Valentinian III, who remarked in 444 AD that new taxes on landowners and merchants would be catastrophic, still imposed an additional 4% sales tax… and further decreed that all transactions be conducted in the presence of a tax collector.
Under such a debilitating regime, both rich and poor wished dearly that the barbarian hordes would deliver them from the burden of Roman taxation.
Zosimus, a late 5th century writer, quipped that “as a result of this exaction of taxes, city and countryside were full of laments and complaints, and all… sought the help of the barbarians.”
Many Roman peasants even fought alongside their invaders, as was the case when Balkan miners defected to the Visigoths en masse in 378. Others simply vacated the Empire altogether.
In his book Decadent Societies, historian Robert Adams wrote, “[B]y the fifth century, men were ready to abandon civilization itself in order to escape the fearful load of taxes.”
Perhaps 1,000 years hence, future historians will be writing the same thing about us. It’s not so far-fetched.
In the economic decline of any civilization, political elites routinely call on a very limited playbook: more debt, more regulation, more restriction on freedoms, more debasement of the currency, more taxation, and more insidious enforcement.
Further, the propaganda machine goes into high gear, ensuring the peasant class is too deluded by patriotic fervor to notice they’re being plundered by the state.
And just in case anyone falls out of line or starts thinking too much, they give a handful of people badges, weapons, and the authority to terrorize the population.

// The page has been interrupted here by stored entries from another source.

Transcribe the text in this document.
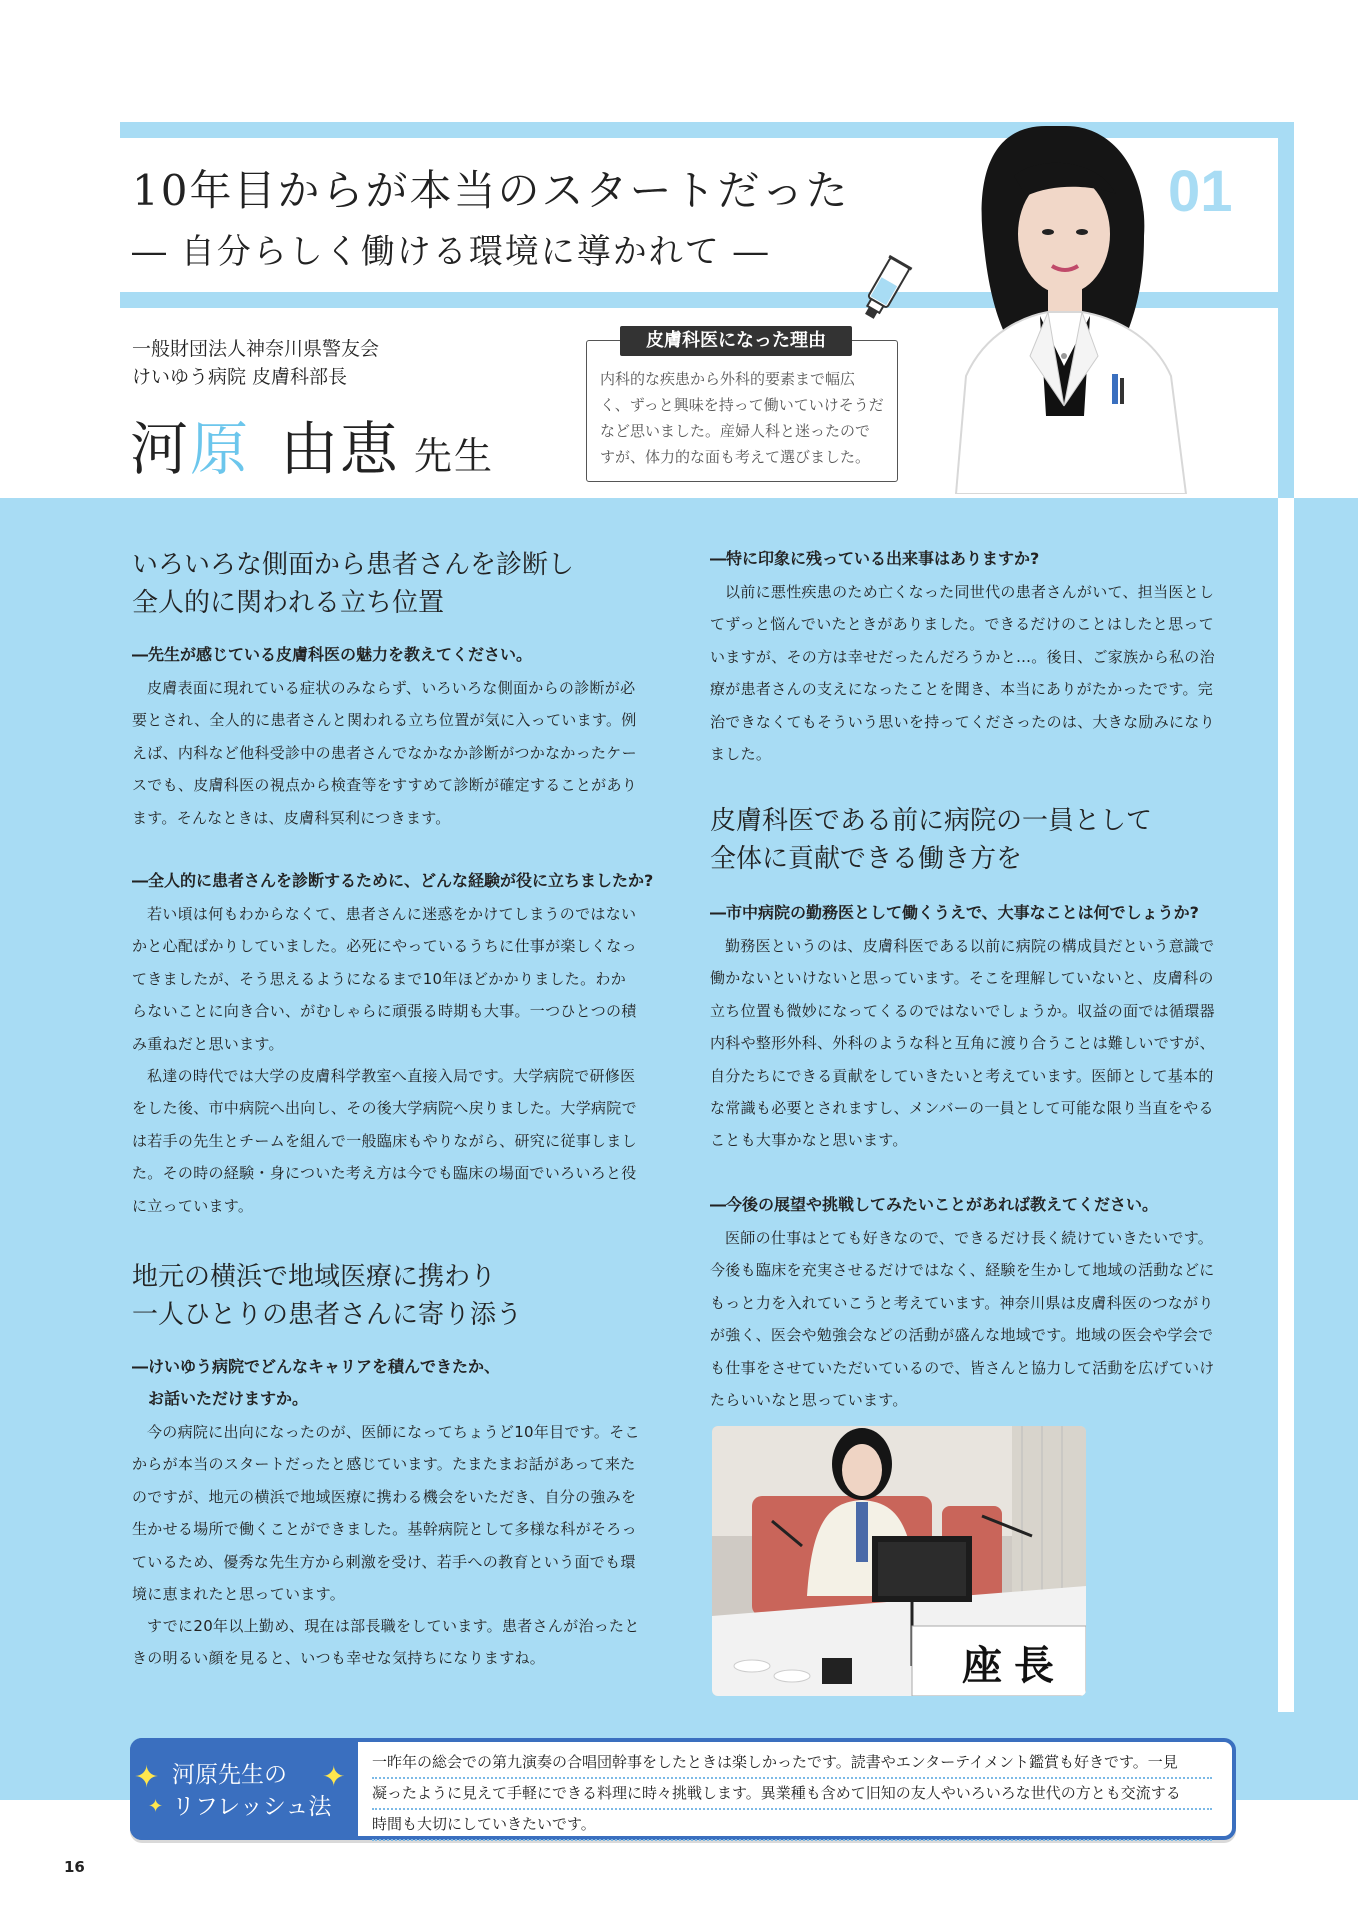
10年目からが本当のスタートだった
― 自分らしく働ける環境に導かれて ―
01
一般財団法人神奈川県警友会
けいゆう病院 皮膚科部長
河原 由恵 先生
皮膚科医になった理由
内科的な疾患から外科的要素まで幅広
く、ずっと興味を持って働いていけそうだ
など思いました。産婦人科と迷ったので
すが、体力的な面も考えて選びました。
いろいろな側面から患者さんを診断し
全人的に関われる立ち位置
―先生が感じている皮膚科医の魅力を教えてください。

皮膚表面に現れている症状のみならず、いろいろな側面からの診断が必要とされ、全人的に患者さんと関われる立ち位置が気に入っています。例えば、内科など他科受診中の患者さんでなかなか診断がつかなかったケースでも、皮膚科医の視点から検査等をすすめて診断が確定することがあります。そんなときは、皮膚科冥利につきます。

―全人的に患者さんを診断するために、どんな経験が役に立ちましたか?

若い頃は何もわからなくて、患者さんに迷惑をかけてしまうのではないかと心配ばかりしていました。必死にやっているうちに仕事が楽しくなってきましたが、そう思えるようになるまで10年ほどかかりました。わからないことに向き合い、がむしゃらに頑張る時期も大事。一つひとつの積み重ねだと思います。

私達の時代では大学の皮膚科学教室へ直接入局です。大学病院で研修医をした後、市中病院へ出向し、その後大学病院へ戻りました。大学病院では若手の先生とチームを組んで一般臨床もやりながら、研究に従事しました。その時の経験・身についた考え方は今でも臨床の場面でいろいろと役に立っています。

地元の横浜で地域医療に携わり
一人ひとりの患者さんに寄り添う
―けいゆう病院でどんなキャリアを積んできたか、
お話いただけますか。

今の病院に出向になったのが、医師になってちょうど10年目です。そこからが本当のスタートだったと感じています。たまたまお話があって来たのですが、地元の横浜で地域医療に携わる機会をいただき、自分の強みを生かせる場所で働くことができました。基幹病院として多様な科がそろっているため、優秀な先生方から刺激を受け、若手への教育という面でも環境に恵まれたと思っています。

すでに20年以上勤め、現在は部長職をしています。患者さんが治ったときの明るい顔を見ると、いつも幸せな気持ちになりますね。

―特に印象に残っている出来事はありますか?

以前に悪性疾患のため亡くなった同世代の患者さんがいて、担当医としてずっと悩んでいたときがありました。できるだけのことはしたと思っていますが、その方は幸せだったんだろうかと…。後日、ご家族から私の治療が患者さんの支えになったことを聞き、本当にありがたかったです。完治できなくてもそういう思いを持ってくださったのは、大きな励みになりました。

皮膚科医である前に病院の一員として
全体に貢献できる働き方を
―市中病院の勤務医として働くうえで、大事なことは何でしょうか?

勤務医というのは、皮膚科医である以前に病院の構成員だという意識で働かないといけないと思っています。そこを理解していないと、皮膚科の立ち位置も微妙になってくるのではないでしょうか。収益の面では循環器内科や整形外科、外科のような科と互角に渡り合うことは難しいですが、自分たちにできる貢献をしていきたいと考えています。医師として基本的な常識も必要とされますし、メンバーの一員として可能な限り当直をやることも大事かなと思います。

―今後の展望や挑戦してみたいことがあれば教えてください。

医師の仕事はとても好きなので、できるだけ長く続けていきたいです。今後も臨床を充実させるだけではなく、経験を生かして地域の活動などにもっと力を入れていこうと考えています。神奈川県は皮膚科医のつながりが強く、医会や勉強会などの活動が盛んな地域です。地域の医会や学会でも仕事をさせていただいているので、皆さんと協力して活動を広げていけたらいいなと思っています。

座長
✦
✦
✦
河原先生の
リフレッシュ法
一昨年の総会での第九演奏の合唱団幹事をしたときは楽しかったです。読書やエンターテイメント鑑賞も好きです。一見
凝ったように見えて手軽にできる料理に時々挑戦します。異業種も含めて旧知の友人やいろいろな世代の方とも交流する
時間も大切にしていきたいです。
16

Whether direct taxation in the form of outright theft, or indirect taxation in the form of inflation, these tactics have been used for millennia to maintain privilege for an elite few at the expense of everyone else.
This time is not different.
At $780 billion, the US government’s budget deficit for just the first six months of FY2012 is more than the entire GDP of Indonesia. This is absurdly unsustainable, yet there is no end in sight to reckless spending habits… let alone paying back what’s owed.
Meanwhile, a whopping $5.5 -trillion- worth of US debt is maturing over the next three years. And it’s unlikely that foreigners will continue to generously loan their hard earned savings to Uncle Sam at sub-inflation rates.
Further, given the millions of new entitlement recipients, it’s unlikely that intragovernmental agencies like Social Security will have the cash flow available to mop up any meaningful portion of this debt.
That leaves the old tried and true options– direct confiscation from the people through debilitating taxes and capital controls, and indirect confiscation through painfully higher inflation.
Like the 5th century Romans before us, people may be ready to abandon civilization itself to escape the burdens placed on them by today’s ruling class. Only, by the time this happens, it may be too late to start doing anything about it.